Venise, 20 février 1818.

«J'ai des remerciemens à faire à M. Croker, ainsi qu'à vous, pour le contenu du paquet qui m'est arrivé beaucoup plus promptement qu'aucun autre, à cause de la précaution obligeante de M. Croker, et de l'air officiel des sacs. Tout m'est parvenu en bon état, à l'exception des bouteilles de magnésie, dont deux seulement sont arrivées entières, les autres ayant été cassées par le frottement. Mais il n'importe; tout est au mieux, et je vous suis extrêmement obligé.

»Quant aux livres, je les ai lus, ou pour mieux dire, je les lis. – Quel peut être, je vous prie, ce sexagénaire dont le comérage est si amusant? Dans plusieurs de ses esquisses, j'ai reconnu particulièrement Gifford, Mackintosh, Drummond, Dutens, H. Walpole; mesdames Inchbald, Opie, etc., etc., ainsi que les Scott, les Loughborough, et les plus célèbres dans le clergé et le barreau. – Il y a de plus quelques allusions plus courtes à des écrivains connus, et quelques lignes sur certain noble auteur, représenté comme sceptique et malin, suivant la bonne vieille histoire: «ainsi qu'il en fut dans le commencement qu'il en est à présent, mais qu'il n'en sera pas toujours.» Connaissez-vous l'individu en question, maître Murray? Hein? et dites-moi aussi, je vous prie, lequel est désigné pour vous, de tous ces libraires? Est-ce le sec, le sale, l'honnête, l'opulent, le pointilleux, le magnifique, ou le fat? Ventrebleu! l'auteur devient un peu grossier en approchant de son grand climatérique.
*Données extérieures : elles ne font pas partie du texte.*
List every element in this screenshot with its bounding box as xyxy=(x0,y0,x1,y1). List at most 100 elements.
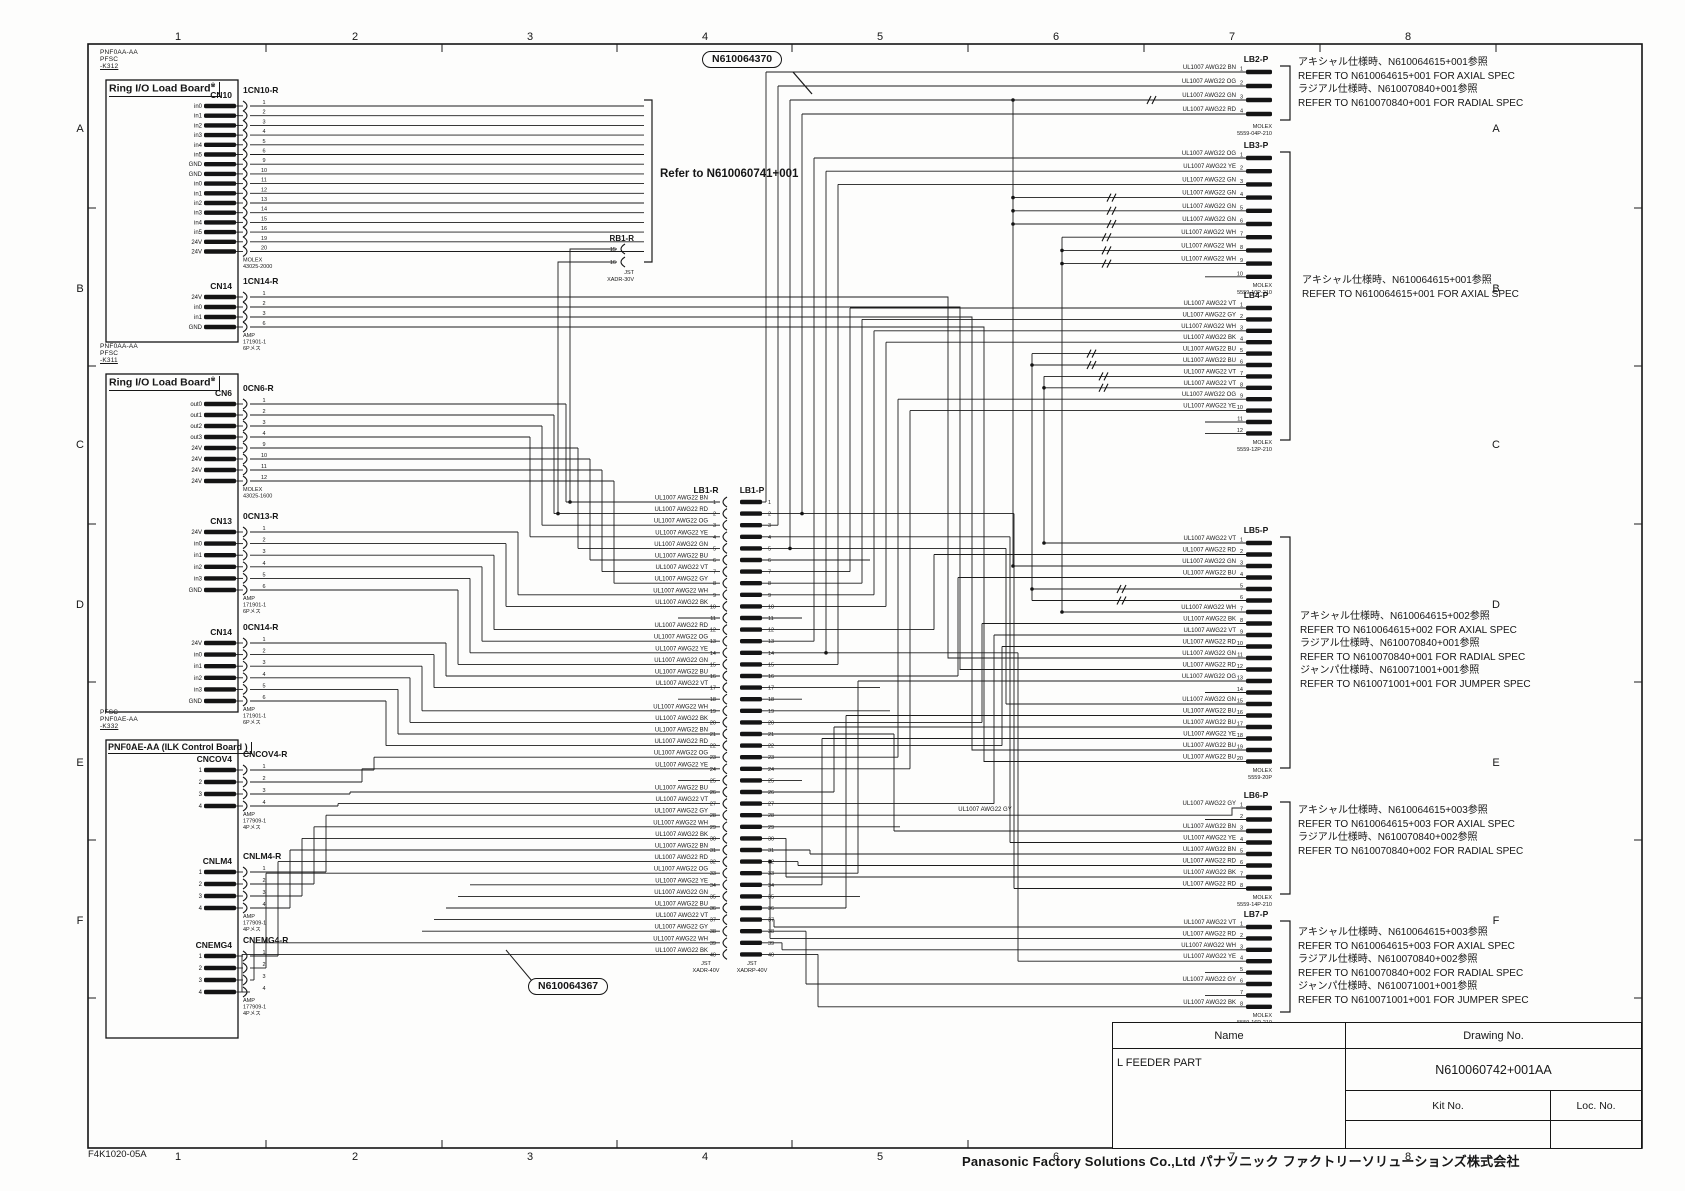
pin-number: 7 xyxy=(1240,232,1243,238)
pin-number: 4 xyxy=(262,800,265,806)
housing-label: 6Pメス xyxy=(243,719,261,726)
board-pin xyxy=(204,553,236,558)
board-pin xyxy=(204,191,236,196)
socket-contact xyxy=(722,867,728,879)
board-pin xyxy=(204,152,236,157)
housing-label: XADR-30V xyxy=(607,277,634,283)
socket-contact xyxy=(242,216,248,228)
wire-label: UL1007 AWG22 RD xyxy=(1183,931,1237,937)
board-pin-label: 4 xyxy=(199,804,203,810)
socket-contact xyxy=(722,496,728,508)
title-block-name-value: L FEEDER PART xyxy=(1113,1049,1346,1148)
pin-number: 19 xyxy=(261,236,267,242)
board-pin-label: in0 xyxy=(194,182,203,188)
plug-pin xyxy=(740,708,762,713)
socket-contact xyxy=(722,751,728,763)
board-pin xyxy=(204,881,236,887)
part-line: PNF0AA-AA xyxy=(100,49,138,56)
pin-number: 4 xyxy=(1240,572,1243,578)
wire-label: UL1007 AWG22 GN xyxy=(1182,559,1236,565)
pin-number: 1 xyxy=(262,866,265,872)
plug-pin xyxy=(1246,248,1272,253)
annotation-line: REFER TO N610070840+001 FOR RADIAL SPEC xyxy=(1300,651,1526,663)
pin-number: 13 xyxy=(710,639,716,645)
plug-pin xyxy=(1246,563,1272,569)
wire-label: UL1007 AWG22 WH xyxy=(1181,257,1236,263)
socket-contact xyxy=(242,129,248,141)
board-pin-label: GND xyxy=(189,699,203,705)
wire-label: UL1007 AWG22 BK xyxy=(655,600,708,606)
pin-number: 37 xyxy=(768,918,774,924)
annotation-bracket xyxy=(1280,801,1291,895)
wire-label: UL1007 AWG22 GY xyxy=(655,809,708,815)
pin-number: 4 xyxy=(262,129,265,135)
board-pin-label: in5 xyxy=(194,153,203,159)
pin-number: 7 xyxy=(1240,371,1243,377)
wire-label: UL1007 AWG22 BU xyxy=(655,554,708,560)
plug-pin xyxy=(740,905,762,911)
board-pin-label: in3 xyxy=(194,133,203,139)
pin-number: 14 xyxy=(261,207,267,213)
annotation-line: REFER TO N610064615+001 FOR AXIAL SPEC xyxy=(1298,70,1515,82)
pin-number: 1 xyxy=(262,764,265,770)
harness-connector-name: CNCOV4-R xyxy=(243,749,287,759)
socket-contact xyxy=(722,612,728,624)
wire-label: UL1007 AWG22 BN xyxy=(655,728,708,734)
pin-number: 8 xyxy=(1240,245,1243,251)
board-pin xyxy=(204,434,236,440)
board-pin-label: 24V xyxy=(191,479,202,485)
annotation-bracket xyxy=(1280,920,1291,1013)
pin-number: 6 xyxy=(1240,979,1243,985)
plug-pin xyxy=(1246,111,1272,117)
housing-label: 6Pメス xyxy=(243,608,261,615)
pin-number: 3 xyxy=(262,660,265,666)
wire-label: UL1007 AWG22 BU xyxy=(1183,720,1236,726)
harness-tag-bottom: N610064367 xyxy=(528,978,609,995)
plug-pin xyxy=(740,639,762,644)
pin-number: 22 xyxy=(710,744,716,750)
pin-number: 7 xyxy=(1240,607,1243,613)
board-pin xyxy=(204,953,236,959)
pin-number: 29 xyxy=(768,825,774,831)
board-pin xyxy=(204,529,236,535)
housing-label: 5559-10P-210 xyxy=(1237,290,1272,296)
board-connector-name: CNLM4 xyxy=(203,856,233,866)
pin-number: 1 xyxy=(1240,303,1243,309)
plug-pin xyxy=(740,940,762,945)
socket-contact xyxy=(242,764,248,776)
board-connector-name: CN14 xyxy=(210,281,232,291)
part-line: -K312 xyxy=(100,63,119,70)
wire-label: UL1007 AWG22 BU xyxy=(655,902,708,908)
pin-number: 36 xyxy=(768,906,774,912)
pin-number: 5 xyxy=(1240,967,1243,973)
grid-row-label: A xyxy=(1492,123,1500,135)
jumper-mark xyxy=(1101,259,1112,268)
socket-contact xyxy=(722,566,728,578)
title-block-kitno-label: Kit No. xyxy=(1346,1091,1551,1121)
board-pin xyxy=(204,113,236,118)
pin-number: 25 xyxy=(768,778,774,784)
housing-label: 43025-2000 xyxy=(243,264,272,270)
tag-pointer xyxy=(792,71,813,95)
wire xyxy=(569,248,617,502)
pin-number: 13 xyxy=(1237,676,1243,682)
pin-number: 20 xyxy=(710,720,716,726)
socket-contact xyxy=(242,139,248,151)
grid-col-label: 3 xyxy=(527,1151,533,1163)
wire xyxy=(250,306,1246,670)
socket-contact xyxy=(242,178,248,190)
plug-pin xyxy=(740,534,762,539)
pin-number: 4 xyxy=(1240,837,1243,843)
plug-pin xyxy=(740,836,762,841)
board-pin-label: in2 xyxy=(194,676,203,682)
wire-label: UL1007 AWG22 BK xyxy=(1183,335,1236,341)
housing-label: MOLEX xyxy=(1253,1013,1273,1019)
housing-label: JST xyxy=(624,270,634,276)
board-pin-label: in0 xyxy=(194,305,203,311)
pin-number: 3 xyxy=(1240,95,1243,101)
socket-contact xyxy=(722,948,728,960)
socket-contact xyxy=(722,879,728,891)
plug-pin xyxy=(740,557,762,563)
wire-label: UL1007 AWG22 GN xyxy=(1182,93,1236,99)
pin-number: 5 xyxy=(262,139,265,145)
»Les Revues m'ont fort amusé. – Il faut être aussi éloigné de l'Angleterre que je le suis pour goûter, dans tout son entier, l'attrait de ces feuilles périodiques: c'est comme de l'eau de Soda pendant un été italien. Mais combien vous êtes cruel envers lady ***! Vous devriez vous rappeler qu'elle est femme, et quoiqu'il faille convenir qu'elles sont de tems en tems bien impatientantes; cependant, comme auteurs du moins, elles ne peuvent faire grand mal, et je trouve qu'il est dommage de perdre avec elles tant d'invectives piquantes, quand nous autres, jacobins, nous offrons un si beau champ. C'est peut-être la critique la plus amère qui ait jamais été faite, et il y a de quoi donner au docteur terriblement de besogne, en qualité de mari et d'apothicaire, à moins qu'elle ne dise comme Pope, en parlant d'une attaque qu'il avait reçue: «Cela me vaut une prise de corne de cerf.»

»J'ai reçu dernièrement des nouvelles de Moore, et j'ai appris avec chagrin la perte qu'il a faite. – C'est ainsi que vont les choses-«Medio de fonte leporumau pinacle de la gloire et du bonheur, voilà, comme à l'ordinaire, un malheur qui lui arrive.

».......................................

M. Hoppner, que j'ai vu ce matin, est devenu père d'un très-beau petit garçon; la mère et l'enfant vont tous deux très-bien. En ce moment Hobhouse doit être près de vous, et vous devez aussi avoir reçu certains paquets et lettres de moi, envoyés depuis son départ. Je n'ai pas été en bonne santé du tout, depuis huit jours. Mes souvenirs à Gifford et à nos amis.

»Votre, etc.

»P. S. D'ici à un mois ou deux, Hanson sera probablement obligé de m'envoyer un commis avec des actes à signer (Newstead ayant été vendu, en novembre dernier, 94,500 liv. sterl.). Dans ce cas, je vous prie de m'envoyer, par cette occasion, une nouvelle provision des objets que vous avez coutume de me faire passer, et que je prie M. Kinnaird de vouloir bien payer avec les fonds qu'il a dans sa banque, en les portant en déduction sur le compte que j'ai avec lui.

 

»2e P. S. Demain je vais voir Otello, opéra tiré de notre Othello, et l'un des meilleurs de Rossini, dit-on. – Il sera curieux d'assister, à Venise même, à la représentation du conte vénitien, et de voir ce qu'on aura fait de Shakspeare en musique.»